Ich fand auch das Hygienevideo des DSSV vom April okay, obwohl die Maßnahmen, die beispielhaft herangezogen wurden, vielen Betreibern zu weit gehen. Ich denke, der Film signalisierte, dass wir Betreiber bereit sind, alle Maßnahmen zu ergreifen, damit wir zumindest teilweise in einer frühen Phase öffnen können. Beispielsweise die Empfehlung, den ÖPNV nicht zu nutzen, halte ich für ganz geschickt: Es signalisiert, dass die Studios wesentlich sicherer sind als das, was der Gesetzgeber bereits erlaubt – nämlich den ÖPNV. Auch die anderen Initiativen finde ich gut. Sie sollten aber ergänzend und nicht gegen den DSSV positioniert werden.

fM: Welche Voraussetzungen sind aus Ihrer Sicht entscheidend für einen erfolgreichen Neustart des Studiobetriebes nach dem Lockdown?

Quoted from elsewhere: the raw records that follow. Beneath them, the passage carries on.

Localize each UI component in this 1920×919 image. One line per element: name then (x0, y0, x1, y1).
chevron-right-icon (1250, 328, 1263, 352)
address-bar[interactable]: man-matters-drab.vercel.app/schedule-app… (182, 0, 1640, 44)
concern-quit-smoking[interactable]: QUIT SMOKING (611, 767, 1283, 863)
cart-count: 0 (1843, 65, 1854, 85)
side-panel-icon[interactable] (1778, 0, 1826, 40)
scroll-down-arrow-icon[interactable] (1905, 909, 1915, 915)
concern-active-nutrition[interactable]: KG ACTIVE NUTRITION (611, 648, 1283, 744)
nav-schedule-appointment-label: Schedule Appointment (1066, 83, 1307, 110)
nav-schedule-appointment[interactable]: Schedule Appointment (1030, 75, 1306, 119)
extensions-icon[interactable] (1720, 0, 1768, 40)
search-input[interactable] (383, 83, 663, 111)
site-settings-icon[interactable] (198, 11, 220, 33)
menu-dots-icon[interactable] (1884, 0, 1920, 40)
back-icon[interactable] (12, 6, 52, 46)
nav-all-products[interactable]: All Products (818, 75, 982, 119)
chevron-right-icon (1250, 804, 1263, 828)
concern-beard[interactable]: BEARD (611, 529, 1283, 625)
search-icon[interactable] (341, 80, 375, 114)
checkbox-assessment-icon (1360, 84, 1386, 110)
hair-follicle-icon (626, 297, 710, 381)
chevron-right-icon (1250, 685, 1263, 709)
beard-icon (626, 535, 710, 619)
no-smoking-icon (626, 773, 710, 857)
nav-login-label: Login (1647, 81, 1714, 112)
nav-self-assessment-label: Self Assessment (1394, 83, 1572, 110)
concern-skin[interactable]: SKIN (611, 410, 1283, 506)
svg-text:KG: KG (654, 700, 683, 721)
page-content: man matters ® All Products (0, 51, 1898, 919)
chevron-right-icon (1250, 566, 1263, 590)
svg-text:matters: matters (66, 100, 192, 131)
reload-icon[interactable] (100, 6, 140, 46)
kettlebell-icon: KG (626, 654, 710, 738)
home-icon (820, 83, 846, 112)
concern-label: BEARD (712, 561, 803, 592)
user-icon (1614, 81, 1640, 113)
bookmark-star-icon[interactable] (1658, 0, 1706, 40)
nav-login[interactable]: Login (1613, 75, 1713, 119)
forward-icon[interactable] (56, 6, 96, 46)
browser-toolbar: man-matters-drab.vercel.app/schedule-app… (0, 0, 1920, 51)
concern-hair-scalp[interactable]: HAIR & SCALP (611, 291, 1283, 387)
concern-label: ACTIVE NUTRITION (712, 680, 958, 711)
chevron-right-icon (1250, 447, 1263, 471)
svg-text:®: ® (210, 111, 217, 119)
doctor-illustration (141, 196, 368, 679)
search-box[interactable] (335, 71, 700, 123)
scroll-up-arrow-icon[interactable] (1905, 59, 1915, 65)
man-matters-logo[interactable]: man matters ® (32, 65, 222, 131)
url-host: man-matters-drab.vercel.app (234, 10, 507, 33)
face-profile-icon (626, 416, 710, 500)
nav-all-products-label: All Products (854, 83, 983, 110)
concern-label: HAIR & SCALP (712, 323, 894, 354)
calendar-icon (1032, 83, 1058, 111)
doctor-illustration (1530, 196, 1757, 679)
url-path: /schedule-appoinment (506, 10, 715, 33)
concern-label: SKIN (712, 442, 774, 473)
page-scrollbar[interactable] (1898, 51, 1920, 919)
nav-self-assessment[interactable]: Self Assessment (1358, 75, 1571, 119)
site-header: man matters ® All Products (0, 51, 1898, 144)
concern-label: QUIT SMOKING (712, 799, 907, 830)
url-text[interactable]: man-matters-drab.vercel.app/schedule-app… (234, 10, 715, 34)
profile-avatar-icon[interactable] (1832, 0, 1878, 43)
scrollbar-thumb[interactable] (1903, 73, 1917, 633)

Henrik Gockel: Am 4. Mai hatten wir eine Web-Konferenz mit dem hessischen Innenministerium, der Wirtschaftsförderung Frankfurt, Prof. Dr. Wessinghage, Deloitte und den größeren Studiobetreibern aus Frankfurt, um neben den bundesweiten Initiativen föderal auf Gemeinde- und Landesebene unseren Nutzen zu kommunizieren und vor allem, dass wir professionelle und verlässliche Partner sind. Die politisch Verantwortlichen hatten Sorge, dass Fitnessstudios nicht ausreichend gut organisiert und strukturiert sind, um die erforderlichen Gesundheitsmaßnahmen umzusetzen. Wir konnten sicher „einen Mosaikstein“ hinzufügen, um dieses Vorurteil zu entkräften. Hessen hat Sport und Fitness in der Länderkonferenz sehr positiv vertreten.

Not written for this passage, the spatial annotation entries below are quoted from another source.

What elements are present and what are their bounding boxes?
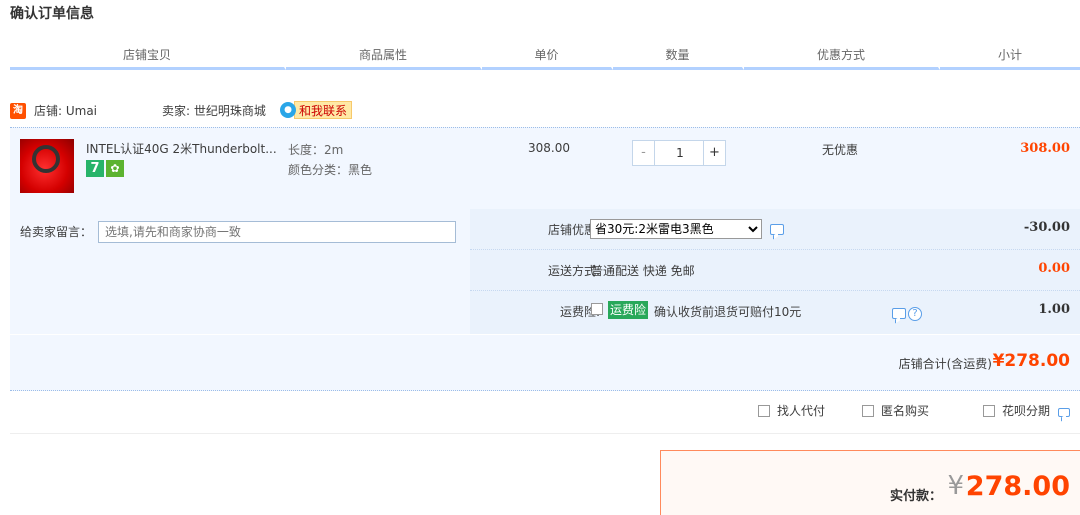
coupon-amount: -30.00 xyxy=(1023,220,1070,235)
anonymous-option[interactable]: 匿名购买 xyxy=(862,404,929,420)
shipping-row: 运送方式: 普通配送 快递 免邮 0.00 xyxy=(470,250,1080,291)
payment-amount: 278.00 xyxy=(965,471,1070,502)
column-header-shop-item: 店铺宝贝 xyxy=(10,40,286,70)
page-title: 确认订单信息 xyxy=(10,6,94,22)
huabei-checkbox[interactable] xyxy=(983,405,995,417)
proxy-pay-option[interactable]: 找人代付 xyxy=(758,404,825,420)
huabei-label: 花呗分期 xyxy=(1002,404,1051,418)
order-item-row: INTEL认证40G 2米Thunderbolt... 7 ✿ 长度：2m 颜色… xyxy=(10,127,1080,209)
proxy-pay-label: 找人代付 xyxy=(777,404,826,418)
huabei-info-icon[interactable] xyxy=(1057,408,1070,417)
insurance-checkbox[interactable] xyxy=(591,303,603,315)
quantity-input[interactable]: 1 xyxy=(656,141,704,165)
shop-total-row: 店铺合计(含运费) ¥278.00 xyxy=(10,334,1080,391)
payment-label: 实付款： xyxy=(889,489,942,504)
quantity-stepper: - 1 + xyxy=(632,140,726,166)
anonymous-checkbox[interactable] xyxy=(862,405,874,417)
coupon-select[interactable]: 省30元:2米雷电3黑色 xyxy=(590,219,762,239)
payment-summary: 实付款： ¥ 278.00 xyxy=(660,450,1080,515)
contact-seller-label: 和我联系 xyxy=(294,101,353,119)
column-header-unit-price: 单价 xyxy=(482,40,613,70)
shop-row: 淘 店铺: Umai 卖家: 世纪明珠商城 和我联系 ● xyxy=(10,100,1080,122)
shipping-amount: 0.00 xyxy=(1038,261,1070,276)
order-options-block: 给卖家留言： 店铺优惠: 省30元:2米雷电3黑色 -30.00 运送方式: 普… xyxy=(10,209,1080,391)
shop-total-amount: ¥278.00 xyxy=(992,351,1070,371)
column-header-attributes: 商品属性 xyxy=(286,40,482,70)
seller-message-label: 给卖家留言： xyxy=(20,225,93,239)
shipping-method: 普通配送 快递 免邮 xyxy=(591,264,695,278)
attribute-color: 颜色分类：黑色 xyxy=(288,163,373,177)
insurance-badge: 运费险 xyxy=(608,301,649,319)
huabei-option[interactable]: 花呗分期 xyxy=(983,404,1070,420)
quantity-increase-button[interactable]: + xyxy=(703,141,725,165)
seller-message-area: 给卖家留言： xyxy=(10,209,470,334)
discount-method: 无优惠 xyxy=(822,143,859,157)
product-title-link[interactable]: INTEL认证40G 2米Thunderbolt... xyxy=(86,140,277,157)
attribute-length: 长度：2m xyxy=(288,143,344,157)
shop-options: 店铺优惠: 省30元:2米雷电3黑色 -30.00 运送方式: 普通配送 快递 … xyxy=(470,209,1080,334)
column-header-discount: 优惠方式 xyxy=(744,40,940,70)
column-header-subtotal: 小计 xyxy=(940,40,1080,70)
coupon-info-icon[interactable] xyxy=(770,224,784,235)
proxy-pay-checkbox[interactable] xyxy=(758,405,770,417)
insurance-help-icon[interactable]: ? xyxy=(908,307,922,321)
shop-name-link[interactable]: 店铺: Umai xyxy=(34,100,97,122)
taobao-shop-icon: 淘 xyxy=(10,103,26,119)
extra-options: 找人代付 匿名购买 花呗分期 xyxy=(10,392,1080,434)
column-headers: 店铺宝贝 商品属性 单价 数量 优惠方式 小计 xyxy=(10,40,1080,70)
unit-price: 308.00 xyxy=(528,141,570,155)
seller-message-input[interactable] xyxy=(98,221,456,243)
insurance-amount: 1.00 xyxy=(1038,302,1070,317)
seven-day-return-icon[interactable]: 7 xyxy=(86,160,104,177)
cable-ring-icon xyxy=(32,145,60,173)
consumer-guarantee-icon[interactable]: ✿ xyxy=(106,160,124,177)
shipping-insurance-row: 运费险: 运费险 确认收货前退货可赔付10元 ? 1.00 xyxy=(470,291,1080,334)
anonymous-label: 匿名购买 xyxy=(881,404,930,418)
insurance-description: 确认收货前退货可赔付10元 xyxy=(654,305,802,319)
insurance-chat-icon[interactable] xyxy=(892,308,906,319)
shop-total-label: 店铺合计(含运费) xyxy=(898,357,992,371)
coupon-row: 店铺优惠: 省30元:2米雷电3黑色 -30.00 xyxy=(470,209,1080,250)
item-subtotal: 308.00 xyxy=(1020,141,1070,156)
wangwang-icon: ● xyxy=(280,102,296,118)
column-header-quantity: 数量 xyxy=(613,40,744,70)
product-thumbnail[interactable] xyxy=(20,139,74,193)
payment-currency: ¥ xyxy=(947,471,964,501)
quantity-decrease-button[interactable]: - xyxy=(633,141,655,165)
seller-name[interactable]: 卖家: 世纪明珠商城 xyxy=(162,100,266,122)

Entscheidend ist für mich, dass wir diese Erfolge als Branche jetzt nicht „vermasseln“! Jeder muss sich im Klaren darüber sein, wie wichtig jetzt Disziplin in der Umsetzung ist. Die Regeln – auch wenn man sie für unsinnig hält, wenn z. B. das Tragen von Handschuhen und Masken verpflichtend werden würde – müssen strikt umgesetzt werden. Wir müssen uns gegenüber der Politik und gerade gegenüber unseren Fürsprechern, die wir dort haben, als hundertprozentig verlässliche „Bündnispartner“ beweisen. Das gilt für Premiumstudios genauso wie für Discounter.

Über den Interviewpartner

Seine Tätigkeit in der Fitnessbranche startete Henrik Gockel bereits während des Studiums, bevor er zehn Jahre bei Paul & Partner als Unternehmensberater tätig war. Den „Seitenwechsel“ zum Studiobetreiber vollzog er als CEO der TC Training Center Gruppe, wurde dann Operations Director Europe und Managing Director bei Fitness First. Seit 2008 ist Henrik Gockel Dozent an der DHfPG. 2010 gründete er PRIME TIME fitness mit bundesweit derzeit elf Clubs.